Organisers have named the Maryland Ambedkar statue as the 'Statue of Equality'.

IMAGE: The B R Ambedkar statue inaugurated by the Ambedkar International Center in Washington, DC. Photograph: Courtesy, ambedkarinternationalcenter.org

All of it raises two pertinent questions. Assuming that first-generation NRIs in the West came from the upper strata of the Indian societal order, the installation of an Ambedkar statue in a Washington, DC suburb now speaks of a new crop of Indians flying out there for higher education and jobs.

If this is the tallest Ambedkar statute outside the country, it also implies that there are more of them in the US, Europe and elsewhere -- and there are his admirers in substantial numbers in each of these towns, provinces and nations.

Needless to argue, they are also not expected to return home, even granting it will take their children and grandchildren, to cut off all ties with the motherland.

The second question is if these admirers of Ambedkar overseas have come from a particular social stratum, does it mean that they were less educationally-endowed before flying out, or were they on par with the rest, or at least somewhere close to it?

If so, where did they do their schooling and tech courses that have equipped them for higher studies and/or better-paying jobs in the US and Europe?

Did they do it in IITs and IIMs, or started off in a leaky government school with absentee-teachers in a faraway village with no electricity or drinking water or even a clean toilet?

If so, where do we fit in the visible contradictions that is very much there and which our policy-makers do not seem to have understood and acknowledged.

Instead, they are seemingly looking elsewhere and digging out solutions that cannot solve the problems that they have not even really identified.

Is it also because the Team NEP, for instance, was led not by an educationist but a space scientist, K Kasturirangan, and they produced a report that has positioned India in the stratosphere, and not terra firma?

How then do you justify NEET, especially when the cut-off marks is as low as they have come to, and unfilled vacancies are as many as they are, year after year, both in the under-graduate and post-graduate courses?

All of it takes us to the immediate present and a past that flows backwards from it -- or, is the reverse course truer?
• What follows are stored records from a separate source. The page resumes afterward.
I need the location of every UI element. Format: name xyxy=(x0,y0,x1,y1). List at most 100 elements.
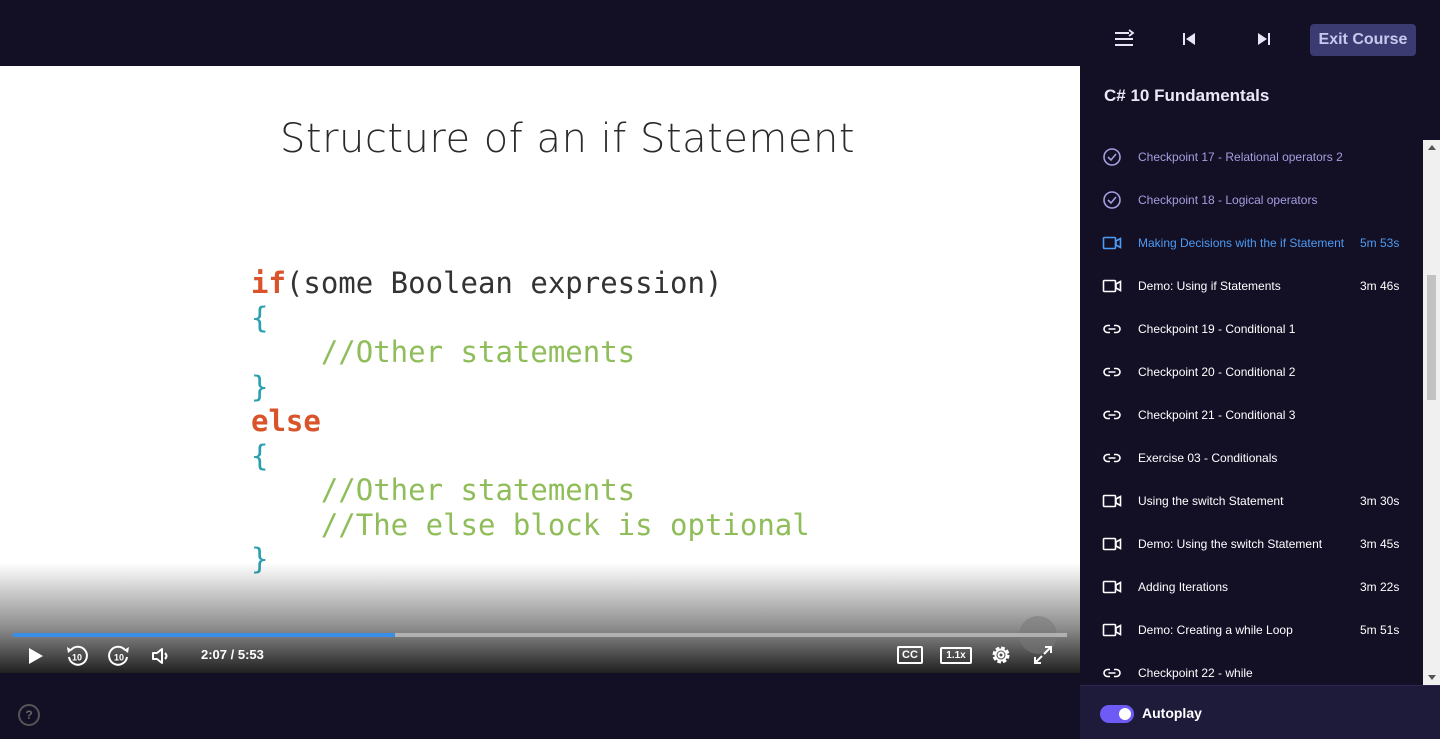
slide-title: Structure of an if Statement xyxy=(280,116,856,162)
autoplay-toggle[interactable] xyxy=(1100,705,1134,723)
code-open-brace: { xyxy=(251,300,269,335)
next-clip-button[interactable] xyxy=(1253,28,1275,50)
clip-title: Making Decisions with the if Statement xyxy=(1138,236,1345,250)
code-block: if(some Boolean expression) { //Other st… xyxy=(251,266,810,577)
sidebar-toolbar: Exit Course xyxy=(1080,0,1440,80)
code-if-keyword: if xyxy=(251,266,286,300)
clip-item[interactable]: Checkpoint 22 - while xyxy=(1080,651,1423,685)
clip-title: Exercise 03 - Conditionals xyxy=(1138,451,1278,465)
clip-item[interactable]: Demo: Using if Statements 3m 46s xyxy=(1080,264,1423,307)
clip-list: Checkpoint 17 - Relational operators 2 Ch… xyxy=(1080,135,1423,685)
play-button[interactable] xyxy=(22,643,48,669)
progress-fill xyxy=(13,633,395,637)
forward-10-button[interactable]: 10 xyxy=(106,643,132,669)
course-title: C# 10 Fundamentals xyxy=(1104,86,1270,105)
rewind-10-button[interactable]: 10 xyxy=(64,643,90,669)
video-player[interactable]: Structure of an if Statement if(some Boo… xyxy=(0,66,1080,673)
clip-item[interactable]: Demo: Creating a while Loop 5m 51s xyxy=(1080,608,1423,651)
clip-duration: 3m 46s xyxy=(1360,279,1400,293)
clip-title: Checkpoint 19 - Conditional 1 xyxy=(1138,322,1296,336)
clip-title: Checkpoint 18 - Logical operators xyxy=(1138,193,1318,207)
clip-item[interactable]: Checkpoint 20 - Conditional 2 xyxy=(1080,350,1423,393)
progress-bar[interactable] xyxy=(13,633,1067,637)
video-icon xyxy=(1102,233,1122,253)
clip-title: Demo: Using if Statements xyxy=(1138,279,1281,293)
clip-duration: 5m 53s xyxy=(1360,236,1400,250)
clip-title: Demo: Using the switch Statement xyxy=(1138,537,1323,551)
scroll-down-arrow-icon[interactable] xyxy=(1428,675,1436,680)
clip-title: Checkpoint 17 - Relational operators 2 xyxy=(1138,150,1343,164)
speed-label: 1.1x xyxy=(940,646,972,664)
link-icon xyxy=(1102,405,1122,425)
link-icon xyxy=(1102,448,1122,468)
clip-item[interactable]: Exercise 03 - Conditionals xyxy=(1080,436,1423,479)
clip-title: Checkpoint 21 - Conditional 3 xyxy=(1138,408,1296,422)
clip-title: Checkpoint 20 - Conditional 2 xyxy=(1138,365,1296,379)
exit-course-button[interactable]: Exit Course xyxy=(1310,24,1416,56)
autoplay-label: Autoplay xyxy=(1142,705,1202,721)
clip-item[interactable]: Checkpoint 18 - Logical operators xyxy=(1080,178,1423,221)
clip-item[interactable]: Demo: Using the switch Statement 3m 45s xyxy=(1080,522,1423,565)
fullscreen-button[interactable] xyxy=(1030,642,1056,668)
video-icon xyxy=(1102,491,1122,511)
settings-button[interactable] xyxy=(988,642,1014,668)
clip-item[interactable]: Checkpoint 21 - Conditional 3 xyxy=(1080,393,1423,436)
clip-title: Using the switch Statement xyxy=(1138,494,1284,508)
clip-duration: 3m 22s xyxy=(1360,580,1400,594)
clip-item[interactable]: Checkpoint 19 - Conditional 1 xyxy=(1080,307,1423,350)
bottom-bar xyxy=(0,673,1080,739)
help-icon[interactable]: ? xyxy=(18,704,40,726)
code-open-brace: { xyxy=(251,438,269,473)
code-comment: //The else block is optional xyxy=(320,507,810,542)
sidebar-scrollbar[interactable] xyxy=(1423,140,1440,685)
top-bar xyxy=(0,0,1080,66)
forward-10-icon: 10 xyxy=(108,645,129,666)
scroll-up-arrow-icon[interactable] xyxy=(1428,145,1436,150)
code-comment: //Other statements xyxy=(320,473,636,507)
svg-text:10: 10 xyxy=(72,653,82,663)
toggle-knob xyxy=(1119,708,1131,720)
clip-duration: 3m 45s xyxy=(1360,537,1400,551)
code-condition: (some Boolean expression) xyxy=(285,266,723,300)
clip-item[interactable]: Adding Iterations 3m 22s xyxy=(1080,565,1423,608)
code-else-keyword: else xyxy=(251,404,321,438)
list-arrow-icon xyxy=(1115,29,1135,46)
fullscreen-icon xyxy=(1034,646,1052,664)
video-icon xyxy=(1102,276,1122,296)
video-icon xyxy=(1102,534,1122,554)
play-icon xyxy=(29,648,43,664)
cc-icon: CC xyxy=(897,646,923,664)
clip-title: Checkpoint 22 - while xyxy=(1138,666,1253,680)
gear-icon xyxy=(992,646,1010,664)
video-icon xyxy=(1102,577,1122,597)
scrollbar-thumb[interactable] xyxy=(1427,275,1436,400)
clip-item[interactable]: Checkpoint 17 - Relational operators 2 xyxy=(1080,135,1423,178)
check-circle-icon xyxy=(1102,190,1122,210)
volume-icon xyxy=(152,648,168,664)
clip-duration: 5m 51s xyxy=(1360,623,1400,637)
clip-title: Adding Iterations xyxy=(1138,580,1229,594)
toc-toggle-button[interactable] xyxy=(1112,27,1136,51)
clip-title: Demo: Creating a while Loop xyxy=(1138,623,1293,637)
link-icon xyxy=(1102,362,1122,382)
course-sidebar: Exit Course C# 10 Fundamentals Checkpoin… xyxy=(1080,0,1440,739)
skip-previous-icon xyxy=(1183,33,1195,45)
skip-next-icon xyxy=(1258,33,1270,45)
code-comment: //Other statements xyxy=(320,335,636,369)
playback-speed-button[interactable]: 1.1x xyxy=(939,645,973,665)
autoplay-bar: Autoplay xyxy=(1080,685,1440,739)
video-icon xyxy=(1102,620,1122,640)
volume-button[interactable] xyxy=(148,643,174,669)
code-close-brace: } xyxy=(251,369,269,404)
previous-clip-button[interactable] xyxy=(1178,28,1200,50)
clip-item[interactable]: Using the switch Statement 3m 30s xyxy=(1080,479,1423,522)
link-icon xyxy=(1102,663,1122,683)
captions-button[interactable]: CC xyxy=(897,644,923,666)
link-icon xyxy=(1102,319,1122,339)
playback-time: 2:07 / 5:53 xyxy=(201,647,264,662)
svg-text:10: 10 xyxy=(114,653,124,663)
rewind-10-icon: 10 xyxy=(67,645,88,666)
clip-item[interactable]: Making Decisions with the if Statement 5m… xyxy=(1080,221,1423,264)
check-circle-icon xyxy=(1102,147,1122,167)
clip-duration: 3m 30s xyxy=(1360,494,1400,508)
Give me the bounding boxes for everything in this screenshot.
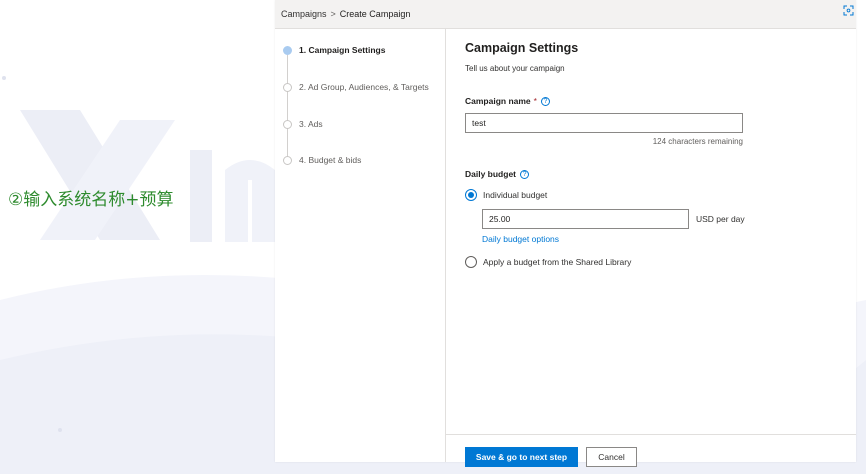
steps-nav: 1. Campaign Settings 2. Ad Group, Audien… [275, 29, 446, 462]
steps-connector [287, 55, 288, 161]
shared-library-label: Apply a budget from the Shared Library [483, 257, 632, 267]
step-label: 2. Ad Group, Audiences, & Targets [299, 82, 429, 92]
breadcrumb-separator: > [330, 9, 336, 19]
shared-library-radio[interactable] [465, 256, 477, 268]
required-mark: * [533, 96, 537, 106]
individual-budget-radio[interactable] [465, 189, 477, 201]
budget-unit: USD per day [696, 214, 745, 224]
create-campaign-window: Campaigns > Create Campaign 1. Campaign … [275, 0, 856, 467]
daily-budget-options-link[interactable]: Daily budget options [482, 234, 559, 244]
budget-amount-input[interactable] [482, 209, 689, 229]
campaign-name-label: Campaign name * ? [465, 96, 550, 106]
daily-budget-label: Daily budget ? [465, 169, 530, 179]
breadcrumb: Campaigns > Create Campaign [275, 0, 856, 29]
individual-budget-label: Individual budget [483, 190, 548, 200]
page-title: Campaign Settings [465, 41, 579, 55]
step-budget-bids[interactable]: 4. Budget & bids [283, 155, 361, 165]
page-subtitle: Tell us about your campaign [465, 64, 565, 73]
step-indicator-icon [283, 45, 292, 55]
campaign-settings-form: Campaign Settings Tell us about your cam… [465, 29, 845, 462]
breadcrumb-create-campaign: Create Campaign [339, 9, 411, 19]
individual-budget-option[interactable]: Individual budget [465, 189, 547, 201]
step-campaign-settings[interactable]: 1. Campaign Settings [283, 45, 385, 55]
footer-actions: Save & go to next step Cancel [446, 434, 856, 467]
help-icon[interactable]: ? [520, 169, 530, 179]
cancel-button[interactable]: Cancel [586, 447, 637, 467]
step-indicator-icon [283, 155, 292, 165]
step-indicator-icon [283, 82, 292, 92]
step-ads[interactable]: 3. Ads [283, 119, 323, 129]
characters-remaining: 124 characters remaining [652, 137, 743, 146]
annotation-text: ②输入系统名称+预算 [8, 190, 174, 210]
help-icon[interactable]: ? [540, 96, 550, 106]
step-label: 1. Campaign Settings [299, 45, 386, 55]
campaign-name-input[interactable] [465, 113, 743, 133]
save-next-button[interactable]: Save & go to next step [465, 447, 578, 467]
breadcrumb-campaigns[interactable]: Campaigns [281, 9, 327, 19]
step-label: 3. Ads [299, 119, 323, 129]
daily-budget-label-text: Daily budget [465, 169, 517, 179]
step-label: 4. Budget & bids [299, 155, 362, 165]
step-ad-group[interactable]: 2. Ad Group, Audiences, & Targets [283, 82, 429, 92]
expand-icon[interactable] [843, 5, 854, 16]
campaign-name-label-text: Campaign name [465, 96, 531, 106]
step-indicator-icon [283, 119, 292, 129]
shared-library-budget-option[interactable]: Apply a budget from the Shared Library [465, 256, 631, 268]
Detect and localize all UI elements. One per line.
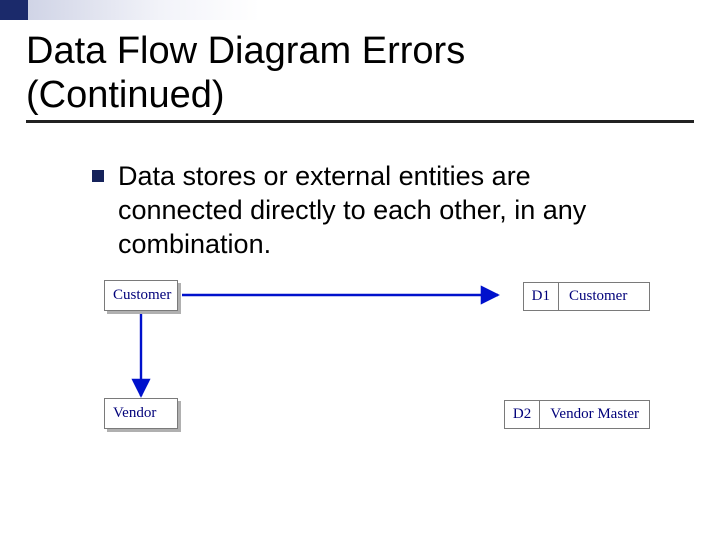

In the past decade and two, there has been an increasing NRI-driven social media campaign, flagging the greatness of ancient India, its arts, architecture, technology, astronomy and Ayurveda....

They are citizens elsewhere, vote-rights there too, yet they seek to wash away their past-guilt of ditching the nation that fed and educated them for greener pastures, and yet telling their forgotten brethren whom to vote and whom not to trust in the politics of a nation that is NOT theirs -- by choice.

That is only one side of the coin. For some years now, a new trend has emerged across the NRI community where greatness of individual 'Indian cultures' going beyond what some dub as north Indian, others as 'Aryan' or whatever.

Unacknowledged unlike the other, every social media post on the greatness of 'Sanskritised India' and its contributions to humanity has fed a parallel post on the greatness of 'Tamil antiquity, culture and heritage' or 'Telugu culture' or 'Bengali culture' -- only that they do not do the mainstream social media circuit.

The 'Jai Bhim' slogan in the USA only adds another unacknowledged dimension to the NRI discourse on things that are still Indian and real.

All of it boils down to the Hindutva-centric 'pop nationalism' setting of similar trends in support of pan-Tamil cultural revivalism and the like on the one hand -- and the 'Jai Bhim' kind of social-markers on the other.

The competition for 'identity supremacy' is showing. Rather, as in 'back home' (?) India, 'Hindutva nationalism' is giving way to arguments for and against 'identity supremacy' -- but on the streets, without anyone resorting to fisticuffs, as some Indian campuses like JNU-Delhi and IIT-Madras.

That Brand India's societal divisions and distortions have remained as much relevant in 'liberal' America and Europe as it still is in the structurally stratified Indian society of the 21st century is not only shockingly real. It is a stunning eye-opener even more -- but then, who cares, after all?

N Sathiya Moorthy, veteran journalist and author, is a Chennai-based policy analyst and political commentator.